Hoewel zijn auto nog altijd in een rechte lijn over de weg gaat, beseft de man dat, als hij het niet snel te hulp zal schieten, zijn bewustzijn door de slaap overmand kan worden. Daarom begint hij naarstig te zoeken naar iets wat het wakker zou kunnen houden. Om hem heen is er echter niets wat hem daarbij kan helpen. Er is geen verlichting op de weg –behalve reflecterende strepen op het wegdek, die monotoon voorbij scheren. De horizon is een denkbeeldige lijn in een zwart vlak, die hij nadert en nooit zal bereiken. Daarin zal hij dus niets kunnen ontdekken waarop hij zijn aandacht zou kunnen vestigen, niets waarmee hij de getijden van de slaap terug kan duwen.

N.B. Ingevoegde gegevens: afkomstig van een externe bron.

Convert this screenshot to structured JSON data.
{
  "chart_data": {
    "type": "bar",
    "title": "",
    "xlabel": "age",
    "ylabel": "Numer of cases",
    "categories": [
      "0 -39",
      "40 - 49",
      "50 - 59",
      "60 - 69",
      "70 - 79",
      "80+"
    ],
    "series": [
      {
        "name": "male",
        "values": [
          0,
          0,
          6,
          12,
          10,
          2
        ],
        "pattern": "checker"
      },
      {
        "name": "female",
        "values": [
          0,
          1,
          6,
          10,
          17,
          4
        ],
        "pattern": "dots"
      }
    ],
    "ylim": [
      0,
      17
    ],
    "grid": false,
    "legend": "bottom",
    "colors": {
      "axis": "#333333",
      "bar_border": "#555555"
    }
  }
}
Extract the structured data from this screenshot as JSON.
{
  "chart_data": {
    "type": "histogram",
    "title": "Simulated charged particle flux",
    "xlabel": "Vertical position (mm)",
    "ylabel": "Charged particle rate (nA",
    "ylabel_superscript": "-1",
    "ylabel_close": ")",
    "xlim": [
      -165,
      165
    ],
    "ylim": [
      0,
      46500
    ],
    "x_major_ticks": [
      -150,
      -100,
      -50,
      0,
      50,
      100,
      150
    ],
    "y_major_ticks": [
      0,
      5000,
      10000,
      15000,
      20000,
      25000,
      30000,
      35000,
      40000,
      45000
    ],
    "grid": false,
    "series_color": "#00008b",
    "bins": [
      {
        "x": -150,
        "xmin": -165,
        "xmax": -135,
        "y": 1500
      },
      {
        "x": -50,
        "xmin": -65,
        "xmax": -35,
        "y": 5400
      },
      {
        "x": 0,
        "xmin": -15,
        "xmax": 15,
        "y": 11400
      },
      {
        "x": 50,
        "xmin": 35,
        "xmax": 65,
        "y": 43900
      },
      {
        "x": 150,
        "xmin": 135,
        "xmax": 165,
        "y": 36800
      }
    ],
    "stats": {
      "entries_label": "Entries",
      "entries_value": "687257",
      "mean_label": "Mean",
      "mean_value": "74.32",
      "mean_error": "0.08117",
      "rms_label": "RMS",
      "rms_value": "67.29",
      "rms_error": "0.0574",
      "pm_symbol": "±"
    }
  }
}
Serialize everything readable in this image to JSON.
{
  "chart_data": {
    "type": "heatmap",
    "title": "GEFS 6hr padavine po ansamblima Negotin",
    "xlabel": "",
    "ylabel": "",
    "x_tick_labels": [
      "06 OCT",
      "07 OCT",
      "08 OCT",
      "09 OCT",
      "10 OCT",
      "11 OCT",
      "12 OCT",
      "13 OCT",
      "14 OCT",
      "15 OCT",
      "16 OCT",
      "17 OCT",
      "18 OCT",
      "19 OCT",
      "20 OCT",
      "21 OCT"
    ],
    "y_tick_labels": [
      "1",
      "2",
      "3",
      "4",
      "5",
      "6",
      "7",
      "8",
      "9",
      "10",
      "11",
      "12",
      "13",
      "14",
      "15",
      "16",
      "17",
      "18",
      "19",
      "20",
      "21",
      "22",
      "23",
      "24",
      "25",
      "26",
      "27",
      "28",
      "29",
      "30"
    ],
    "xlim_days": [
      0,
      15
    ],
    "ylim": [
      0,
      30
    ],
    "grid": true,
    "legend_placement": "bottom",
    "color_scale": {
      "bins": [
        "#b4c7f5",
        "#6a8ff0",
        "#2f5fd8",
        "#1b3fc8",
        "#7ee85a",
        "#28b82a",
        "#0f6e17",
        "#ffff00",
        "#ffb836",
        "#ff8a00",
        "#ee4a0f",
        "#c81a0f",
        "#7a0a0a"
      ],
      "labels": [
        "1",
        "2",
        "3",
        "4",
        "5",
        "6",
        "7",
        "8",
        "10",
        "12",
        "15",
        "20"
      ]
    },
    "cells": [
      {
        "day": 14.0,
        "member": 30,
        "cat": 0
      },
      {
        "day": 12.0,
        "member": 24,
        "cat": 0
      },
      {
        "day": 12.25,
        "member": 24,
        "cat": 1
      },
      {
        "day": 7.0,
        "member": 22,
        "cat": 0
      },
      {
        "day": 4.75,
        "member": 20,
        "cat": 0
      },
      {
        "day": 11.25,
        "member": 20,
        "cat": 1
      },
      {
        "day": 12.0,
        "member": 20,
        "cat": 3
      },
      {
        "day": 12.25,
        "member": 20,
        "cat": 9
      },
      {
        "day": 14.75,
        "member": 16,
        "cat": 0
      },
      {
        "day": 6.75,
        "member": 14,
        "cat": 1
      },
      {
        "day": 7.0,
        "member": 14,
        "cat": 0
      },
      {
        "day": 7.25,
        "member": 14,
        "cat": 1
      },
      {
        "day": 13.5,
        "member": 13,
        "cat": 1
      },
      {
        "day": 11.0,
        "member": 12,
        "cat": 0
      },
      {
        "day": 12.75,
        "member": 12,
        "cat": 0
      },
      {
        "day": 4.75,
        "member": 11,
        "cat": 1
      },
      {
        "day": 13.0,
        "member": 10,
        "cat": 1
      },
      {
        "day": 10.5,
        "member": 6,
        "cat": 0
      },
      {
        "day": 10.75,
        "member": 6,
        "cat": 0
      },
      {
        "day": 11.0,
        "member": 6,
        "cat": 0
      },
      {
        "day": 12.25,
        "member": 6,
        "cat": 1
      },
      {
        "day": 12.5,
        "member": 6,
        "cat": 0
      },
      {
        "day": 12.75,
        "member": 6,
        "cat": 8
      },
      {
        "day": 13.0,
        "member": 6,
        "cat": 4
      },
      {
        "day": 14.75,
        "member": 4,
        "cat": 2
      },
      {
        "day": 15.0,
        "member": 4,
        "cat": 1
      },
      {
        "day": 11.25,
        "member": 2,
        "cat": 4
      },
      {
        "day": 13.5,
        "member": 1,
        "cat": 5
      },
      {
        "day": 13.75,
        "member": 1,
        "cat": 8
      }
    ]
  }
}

Uiteindelijk probeert hij zich dan maar innerlijk af te leiden. Dat doet hij door te trachten zich iets moois voor de geest te halen, het mooiste wat hem in zijn leven overgekomen is. De gedachte daaraan moet hem genoeg bescherming kunnen bieden tegen het zwarte water, waarin hij dreigt te zullen verdrinken.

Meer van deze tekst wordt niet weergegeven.